Les bataljiya (pluriel de batalji) sont jeunes, sans instruction, sans emploi, des jeunes gens enclins à la violence recrutés par le régime ou le Parti National au pouvoir pour intimider et terroriser les opposants politiques, falsifier les élections et organiser des manifestations en soutien au régime en cas de besoin.
Les bataljiya ont joué un rôle central dans le truquage et la falsification des récentes élections en Egypte, qui ont été presque totalement "remportées" par le parti al-Hisbel Watani de Moubarak.
Voilà le comportement du régime que les Etats-Unis et autres puissances occidentales ont soutenu, entretenu et cajolé pendant plus de 30 ans, en échange de la sauvegarde de leurs intérêts dans cette région volatile. Nous parlons essentiellement de 30 ans de dictature, de répression, de corruption et d'absence des droits de l'homme et des libertés civiles.
C'est un régime malfaisant qui va au-delà de la falsification d'élection et du viol de la volonté du peuple ; c'est un régime qui n'hésite même pas à tuer son propre peuple pour rester au pouvoir.

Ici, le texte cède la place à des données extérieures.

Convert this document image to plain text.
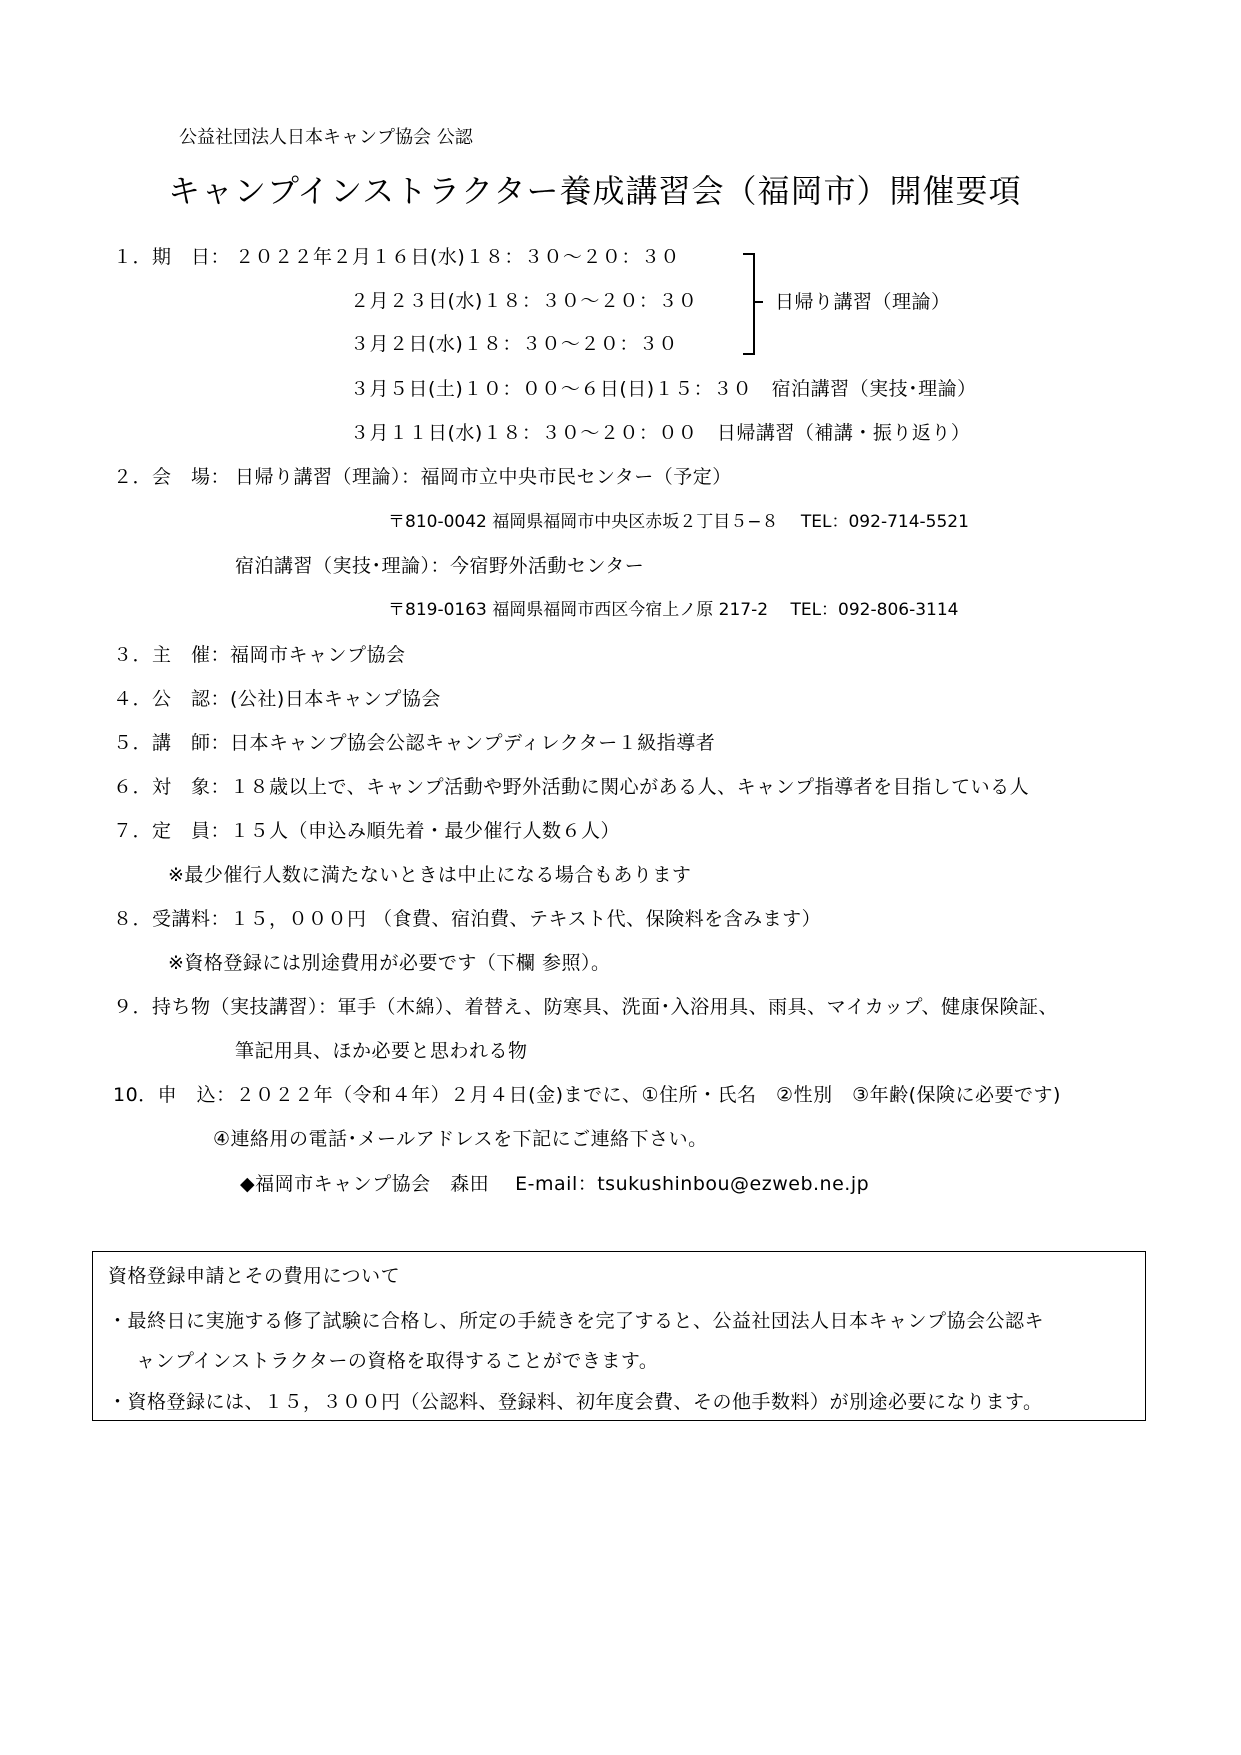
公益社団法人日本キャンプ協会 公認
キャンプインストラクター養成講習会（福岡市）開催要項
１．期　日： ２０２２年２月１６日(水)１８：３０〜２０：３０
２月２３日(水)１８：３０〜２０：３０
３月２日(水)１８：３０〜２０：３０
日帰り講習（理論）
３月５日(土)１０：００〜６日(日)１５：３０　宿泊講習（実技･理論）
３月１１日(水)１８：３０〜２０：００　日帰講習（補講・振り返り）
２．会　場： 日帰り講習（理論）：福岡市立中央市民センター（予定）
〒810-0042 福岡県福岡市中央区赤坂２丁目５−８　 TEL：092-714-5521
宿泊講習（実技･理論）：今宿野外活動センター
〒819-0163 福岡県福岡市西区今宿上ノ原 217-2　 TEL：092-806-3114
３．主　催：福岡市キャンプ協会
４．公　認：(公社)日本キャンプ協会
５．講　師：日本キャンプ協会公認キャンプディレクター１級指導者
６．対　象：１８歳以上で、キャンプ活動や野外活動に関心がある人、キャンプ指導者を目指している人
７．定　員：１５人（申込み順先着・最少催行人数６人）
※最少催行人数に満たないときは中止になる場合もあります
８．受講料：１５，０００円 （食費、宿泊費、テキスト代、保険料を含みます）
※資格登録には別途費用が必要です（下欄 参照）。
９．持ち物（実技講習）：軍手（木綿）、着替え、防寒具、洗面･入浴用具、雨具、マイカップ、健康保険証、
筆記用具、ほか必要と思われる物
10．申　込：２０２２年（令和４年）２月４日(金)までに、①住所・氏名　②性別　③年齢(保険に必要です)
④連絡用の電話･メールアドレスを下記にご連絡下さい。
◆福岡市キャンプ協会　森田　 E-mail：tsukushinbou@ezweb.ne.jp
資格登録申請とその費用について
・最終日に実施する修了試験に合格し、所定の手続きを完了すると、公益社団法人日本キャンプ協会公認キ
ャンプインストラクターの資格を取得することができます。
・資格登録には、１５，３００円（公認料、登録料、初年度会費、その他手数料）が別途必要になります。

Selon des rapports confirmés et fiables provenant du Caire, les voyous payés par le régime ont commis tous les crimes imaginables contre les citoyens du Caire et dans tout le pays, pour intimider les protestataires et accuser l'opposition des crimes du régime tyrannique.
Ils ont attaqué des maisons privées, agressé des gens ordinaires, volé des magasins et mis le feu à de nombreux immeubles. Même le Musée central du Caire, qui contient les vestiges de 6000 ans de civilisation égyptienne, n'a pas été épargné par la sauvagerie des voyous qui ont essayé de l'incendier pour donner aux forces de sécurité, en particulier à l'armée, un alibi pour déclarer l'état d'urgence et écraser les protestations anti-Moubarak une bonne fois pour toutes.
Quels mots pourraient donc décrire avec précision un tel régime qui, pour rester au pouvoir, a eu recours à l'impensable, à savoir mettre le feu lui-même à l'Egypte et assassiner ses fils et ses filles ? Faut-il détruire l'Egypte pour qu'un changement de régime ait lieu ?
Mohammed ElBaradei, leader de l'opposition, a bien décrit la manière par laquelle le régime de Moubarak a cherché à contrecarrer la révolution en Egypte comme "des tactiques criminelles par un régime criminel."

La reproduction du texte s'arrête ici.